Ces quatre mécanismes causals autour desquels s’articule la théorie de la malédiction de la puissance ne sont guère nouveaux. Cependant, leur originalité se trouve dans leur articulation de manière à rendre compte de façon systématique du paradoxe de l’accumulation et du déclin de la puissance. Cette théorie est une tentative presque réussie d’une prise en compte sérieuse de la complexité et de la fluctuation du système international qui font qu’il devient incongru de considérer la puissance des nations comme principal instrument de mesure des relations internationales. La force de cette théorie est qu’elle débouche sur – ou, du moins, qu’elle est sous-tendue par – une acception de la puissance qui intègre à la fois des idées de hard power, de soft power, d’influence, d’institution, et de normes, ce qui permet d’harmoniser les conceptions de la puissance dans différents paradigmes des relations internationales, tels que le réalisme, le libéralisme et le constructivisme. À certains égards, la puissance devient synonyme de capacité d’adaptation à la complexité de l’environnement international par une mobilisation adéquate des ressources matérielles, culturelles et idéationnelles.

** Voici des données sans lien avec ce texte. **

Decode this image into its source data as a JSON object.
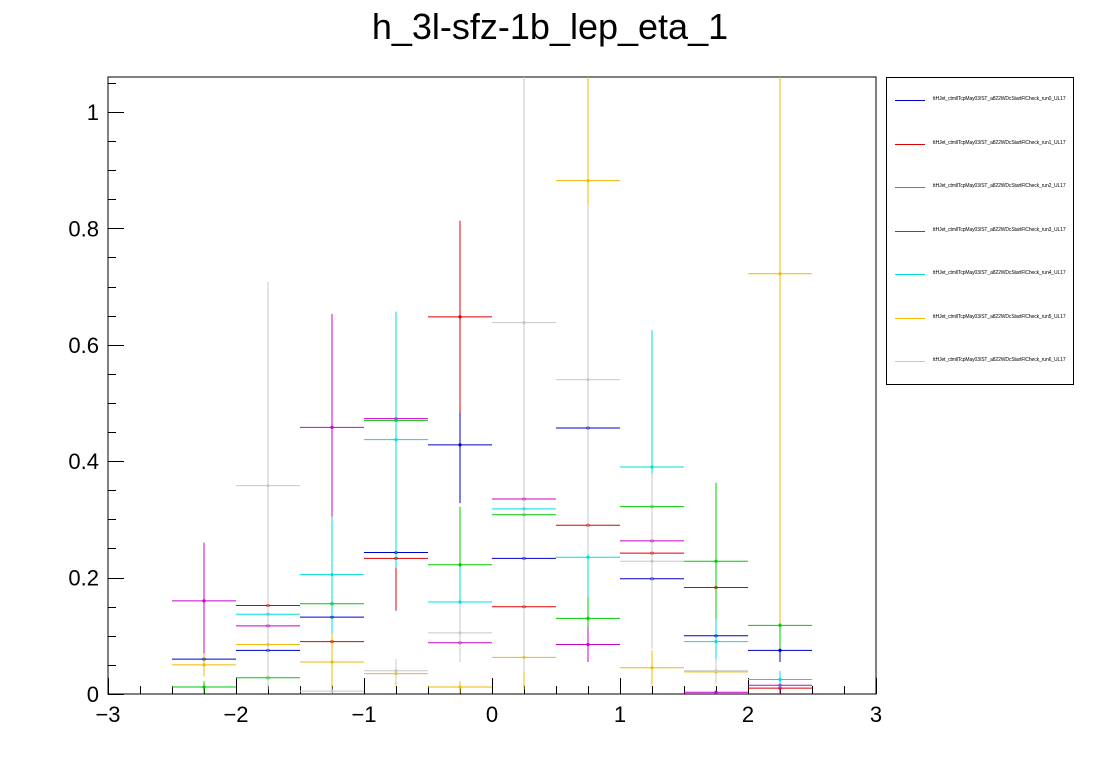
{
  "chart_data": {
    "type": "scatter",
    "title": "h_3l-sfz-1b_lep_eta_1",
    "xlabel": "",
    "ylabel": "",
    "xlim": [
      -3,
      3
    ],
    "ylim": [
      0,
      1.06
    ],
    "x_ticks": [
      "−3",
      "−2",
      "−1",
      "0",
      "1",
      "2",
      "3"
    ],
    "y_ticks": [
      "0",
      "0.2",
      "0.4",
      "0.6",
      "0.8",
      "1"
    ],
    "bin_edges": [
      -2.5,
      -2.0,
      -1.5,
      -1.0,
      -0.5,
      0.0,
      0.5,
      1.0,
      1.5,
      2.0,
      2.5
    ],
    "legend_position": "top-right, outside plot",
    "series": [
      {
        "name": "ttHJet_ctmllTcpMay03/ST_a822WDcStartFlCheck_run0_UL17",
        "color": "#0000cc",
        "values": [
          0.06,
          0.075,
          0.132,
          0.243,
          0.428,
          0.233,
          0.457,
          0.198,
          0.1,
          0.075
        ],
        "errors": [
          0.02,
          0.02,
          0.04,
          0.05,
          0.1,
          0.05,
          0.1,
          0.05,
          0.04,
          0.02
        ]
      },
      {
        "name": "ttHJet_ctmllTcpMay03/ST_a822WDcStartFlCheck_run1_UL17",
        "color": "#dd0000",
        "values": [
          0.0,
          0.152,
          0.09,
          0.233,
          0.648,
          0.15,
          0.29,
          0.242,
          0.183,
          0.01
        ],
        "errors": [
          0.0,
          0.03,
          0.03,
          0.09,
          0.165,
          0.04,
          0.07,
          0.06,
          0.05,
          0.01
        ]
      },
      {
        "name": "ttHJet_ctmllTcpMay03/ST_a822WDcStartFlCheck_run2_UL17",
        "color": "#00cc00",
        "values": [
          0.012,
          0.028,
          0.155,
          0.47,
          0.222,
          0.308,
          0.13,
          0.322,
          0.228,
          0.118
        ],
        "errors": [
          0.01,
          0.015,
          0.05,
          0.08,
          0.1,
          0.07,
          0.05,
          0.08,
          0.135,
          0.04
        ]
      },
      {
        "name": "ttHJet_ctmllTcpMay03/ST_a822WDcStartFlCheck_run3_UL17",
        "color": "#cc00cc",
        "values": [
          0.16,
          0.117,
          0.458,
          0.473,
          0.088,
          0.335,
          0.085,
          0.263,
          0.003,
          0.015
        ],
        "errors": [
          0.1,
          0.03,
          0.195,
          0.09,
          0.03,
          0.06,
          0.03,
          0.06,
          0.003,
          0.01
        ]
      },
      {
        "name": "ttHJet_ctmllTcpMay03/ST_a822WDcStartFlCheck_run4_UL17",
        "color": "#00dddd",
        "values": [
          0.0,
          0.137,
          0.205,
          0.437,
          0.158,
          0.318,
          0.235,
          0.39,
          0.09,
          0.025
        ],
        "errors": [
          0.0,
          0.04,
          0.1,
          0.22,
          0.06,
          0.08,
          0.07,
          0.235,
          0.04,
          0.015
        ]
      },
      {
        "name": "ttHJet_ctmllTcpMay03/ST_a822WDcStartFlCheck_run5_UL17",
        "color": "#eebb00",
        "values": [
          0.05,
          0.085,
          0.055,
          0.035,
          0.012,
          0.063,
          0.882,
          0.045,
          0.038,
          0.722
        ],
        "errors": [
          0.02,
          0.03,
          0.05,
          0.02,
          0.01,
          0.055,
          0.38,
          0.03,
          0.02,
          0.6
        ]
      },
      {
        "name": "ttHJet_ctmllTcpMay03/ST_a822WDcStartFlCheck_run6_UL17",
        "color": "#c8c8c8",
        "values": [
          0.0,
          0.358,
          0.005,
          0.04,
          0.105,
          0.638,
          0.54,
          0.228,
          0.04,
          0.0
        ],
        "errors": [
          0.0,
          0.35,
          0.005,
          0.02,
          0.05,
          0.6,
          0.3,
          0.15,
          0.02,
          0.0
        ]
      }
    ]
  }
}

Mais cette conception élargie de la puissance constitue également l’une des faiblesses de cet essai. Car, bien que l’auteur se réfère fréquemment à la notion de soft power, il échoue à en définir les contours exacts ; or le caractère nébuleux de cette notion rend difficile son évaluation, fragilisant ainsi la théorie qui en résulte. Par ailleurs, même si l’auteur affirme que la théorie de la malédiction de la puissance est applicable à tout État, quelle que soit sa position sur l’échelle de la puissance internationale, il apparaît clairement à la lecture de l’ouvrage que la malédiction de la puissance est plutôt une maladie congénitale des grandes puissances.

Somme toute, cet essai sur la malédiction de la puissance est loin de jeter le discrédit sur la puissance en tant que telle, mais montre plutôt comment la primauté est difficile à acquérir, à maintenir ou à exercer. Paradoxalement, il pousse à préférer davantage la malédiction de la puissance que celle de la faiblesse. C’est dire combien l’avenir des relations internationales appartient toujours aux puissants.